Ной тоже заметил моё несчастье и подобрался ближе, глядя на меня с замешательством.
Что такое, папа?
Я вытер глаза, пытаясь скрыть слёзы, чувствуя себя до одури шокированным.
— Что такое? — надавил Джексон.
Я убил настроение момента. Убил насмерть.
— Знаю, я выхожу и борюсь за права геев, — сказал я, — но я борюсь за младшие поколения. За детей. Я борюсь там не за себя. Я никогда не ждал никаких прав, не в моей жизни.
— Какого чёрта? — произнёс Джексон.
— Я знал, что ты не поймёшь.
— Я пытаюсь, — сказал он. — Но не улавливаю.

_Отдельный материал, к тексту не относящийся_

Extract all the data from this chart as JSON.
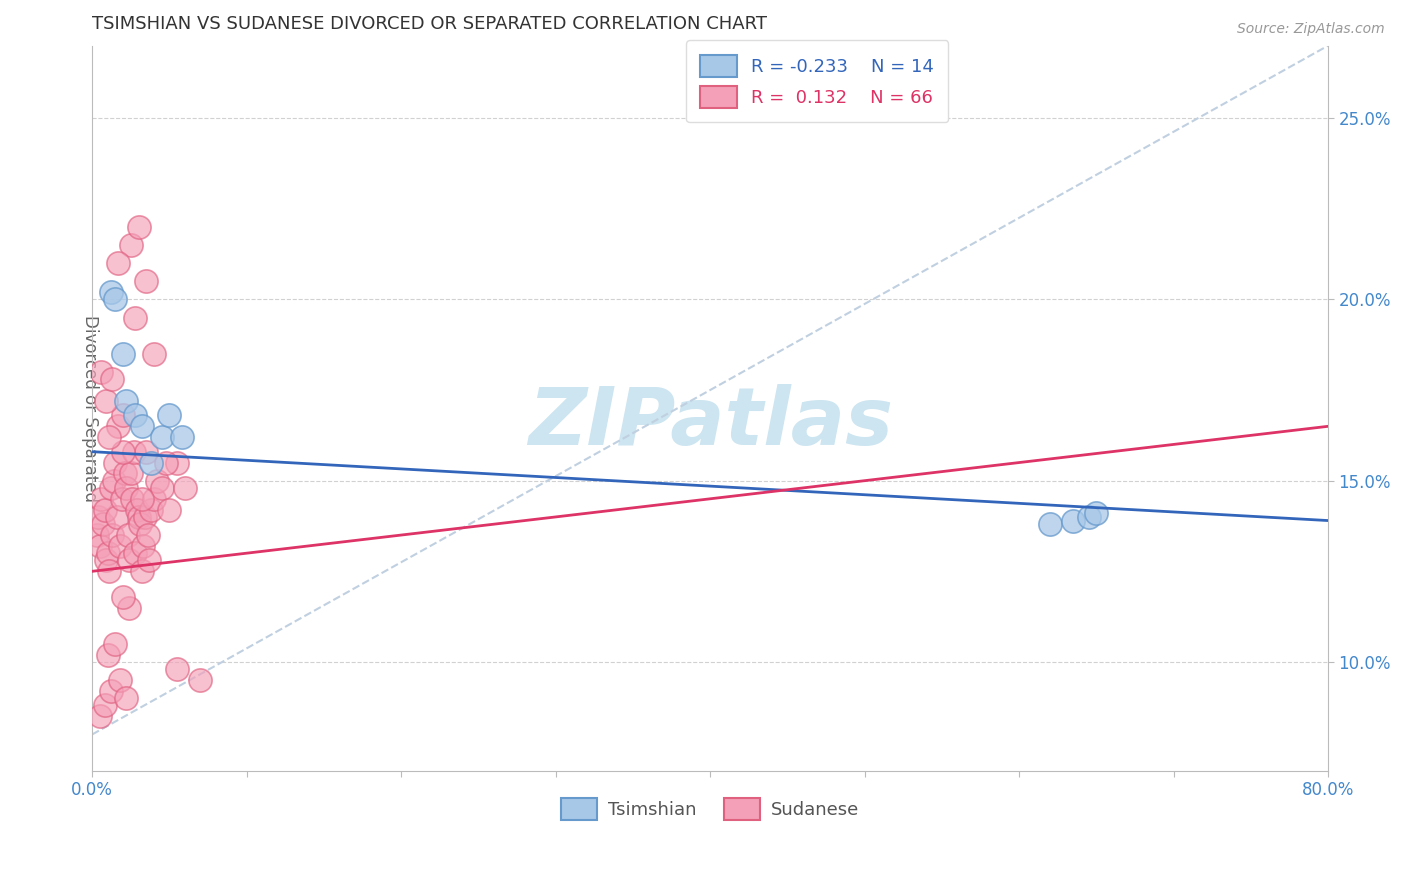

— Здесь, на юге, ничего не меняется, — сказал я. — Ты этого не понимаешь? Ничего никогда не меняется. Для таких людей, как ты, в Бостоне или в Лос-Анджелесе, или в Нью-Йорке нормально говорить о гей-браке, о равноправии и обо всём остальном, но здесь этого никогда не произойдёт. Не с нами. Не с такими людьми, как я.
— Это куча дерьма, — довольно раздраженно произнёс Джексон.
— Просто это так, — сказал я. — Мы ещё даже не закончили чёртову Гражданскую войну. К тому времени, как мы доберёмся до однополых браков, мы оба уже будем давно мертвы и забыты, а люди будут жить на планете Юпитер.